3 diciembre 2024

Cuando un problema es grave conviene mirarlo cara a cara, fijarse en sus ojos, en su modo de estar ausente cuando se acerca, o presente después de haberse ido; en la manera de guardar silencios o discursear.

El pelo, la boca, el estilo de los problemas siempre apuntan detalles en los que resulta útil fijarse.

Si se trata de una palabra, la mejor forma de mirarla a la cara es buscar en el Diccionario de la Lengua. Se llega así a una visión fría, alejada de la historia personal o las implicaciones sentimentales. La discapacidad, según el diccionario, es la falta o limitación de alguna facultad física o mental que imposibilita o dificulta el desarrollo normal de la actividad de una persona.

De alguna manera, todas las personas tenemos limitaciones. Del mismo modo que ciertas virtudes o habilidades pueden sobresalir de la norma, también es frecuente que pesen en las existencias cortapisas o barreras. El valor, el miedo, la ingenuidad, la desconfianza, la inteligencia, la torpeza, la generosidad, el egoísmo, la movilidad o las trabas pesan de diferente manera en la vida de los individuos. Por eso es tan antipática la incomprensión de algunas personas ante las restricciones y los obstáculos en las experiencias ajenas.

Y si salimos del ámbito personal y pasamos al social, nada es más cruel que la indiferencia ante la incapacidad. Una sociedad justa no puede basarse en el reparto helado de reglas y exigencias iguales para todos, porque la diversidad humana necesita una voluntad inclusiva. Sólo la inclusión nos salva de la soledad y de la profunda inmoralidad que late en la crueldad de los indiferentes. La falta de cuidados y ayudas públicas a quien las necesita es una forma de crueldad política.

La voluntad inclusiva y los programas de ayuda enriquecen los comportamientos políticos con los valores más altos del ser humano: la solidez ética, la bondad, la comprensión y la solidaridad.

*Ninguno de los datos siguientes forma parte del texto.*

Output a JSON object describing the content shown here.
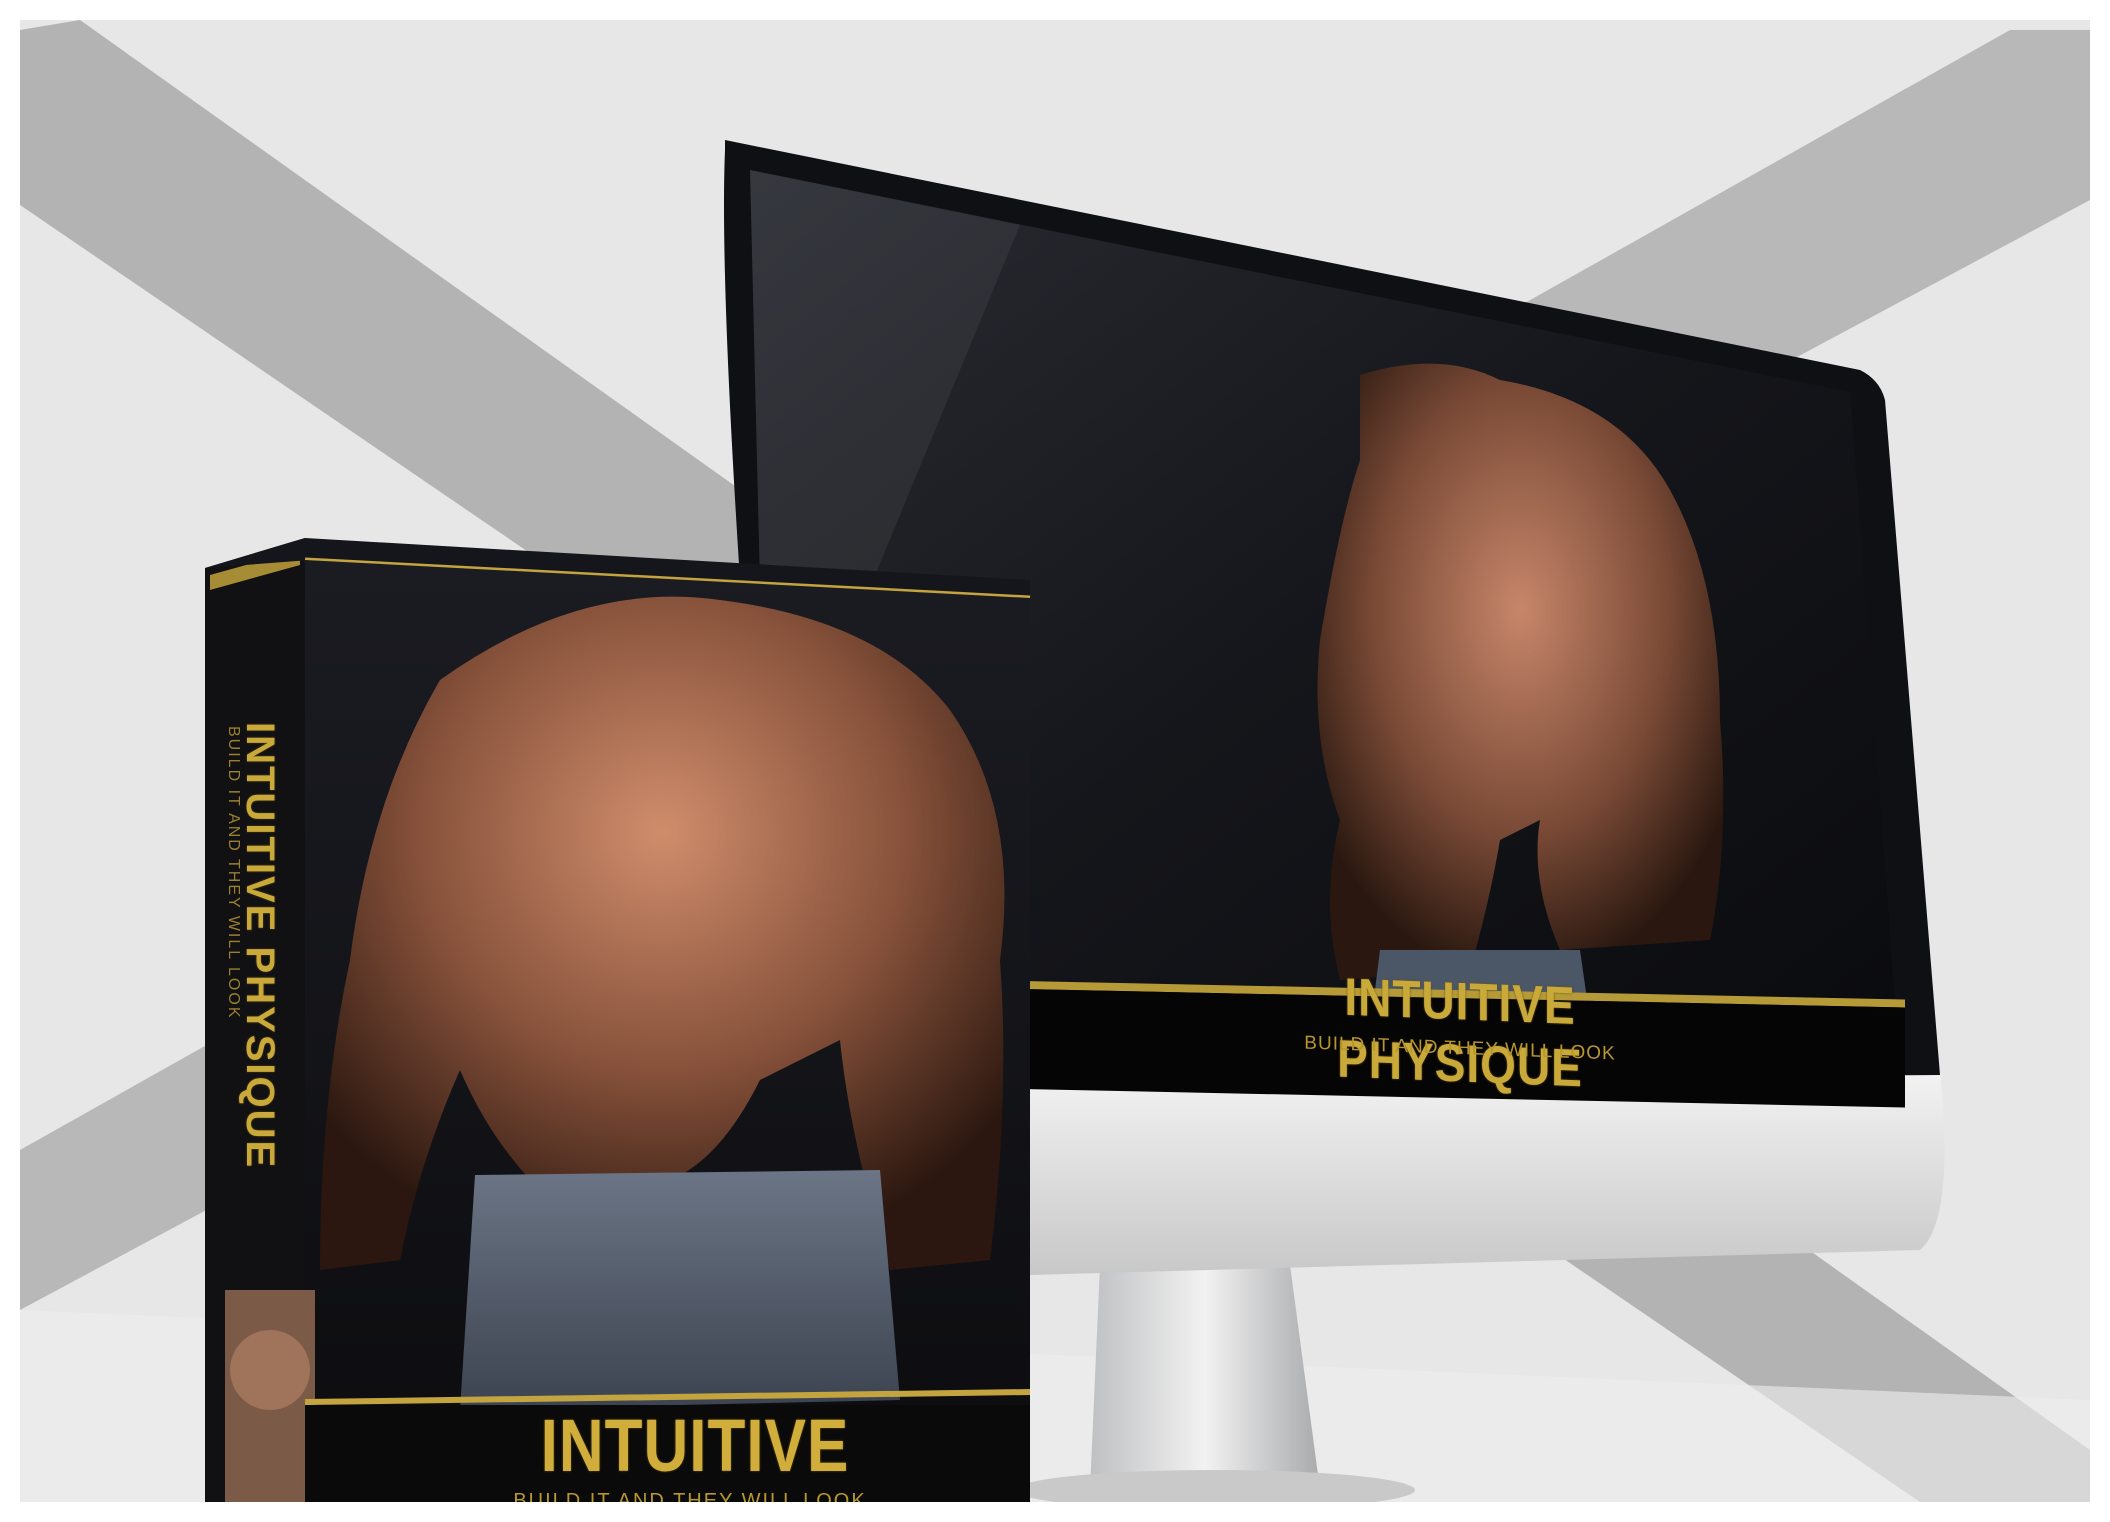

Se trata de sacar al escenario social la capacidad de cuidados que de un modo natural define los amparos familiares. Todos necesitamos cuidar, todos necesitamos que nos cuiden. De una forma o de otra es cuestión de tiempos y de oportunidades. El amor nos hace mejores y un buen Estado es aquel capaz de asumir en la escena pública la voluntad de cuidados, la obligación inclusiva, que se pone en movimiento en la mayoría de las familias cuando hay que superar una crisis o una enfermedad.

No hay mejor manera de encarnar el respeto a lo común que un urbanismo dispuesto a suprimir barreras para las personas que necesitan moverse en una silla de ruedas. Cruzar un semáforo, salir de un portal, entrar en un teatro o en una sala de conciertos, con una silla de ruedas puede ser un infierno o una sencilla facultad cotidiana.

Las numerosísimas posibilidades que, por ejemplo, tienen las personas invidentes en nuestro país representan una buena bandera para la inclusión. Caminan por la calle, son independientes, leen, viajan, hacen los más variados deportes… Perder la visión sigue siendo una desgracia y nada es más ridículo que pintar de rosa una contrariedad grave. Pero las contrariedades a veces son una condena al desamparo y, otras veces, pierden su capacidad ofensiva de humillación y daño si se convierten en un reto de la vida en común, de la defensa de la dignidad humana.

El respeto inclusivo, eso sí, supone ayudar con sentido común a los que sufren una limitación física o mental para que puedan integrarse allí donde les corresponde. Eso lo cuidan los mejores programas institucionales o de asociaciones particulares que ayudan a la integración laboral, estudiando bien las exigencias de las capacidades y discapacidades.

Lo que no tiene sentido es poner a una ciega a conducir un autobús en una vía pública.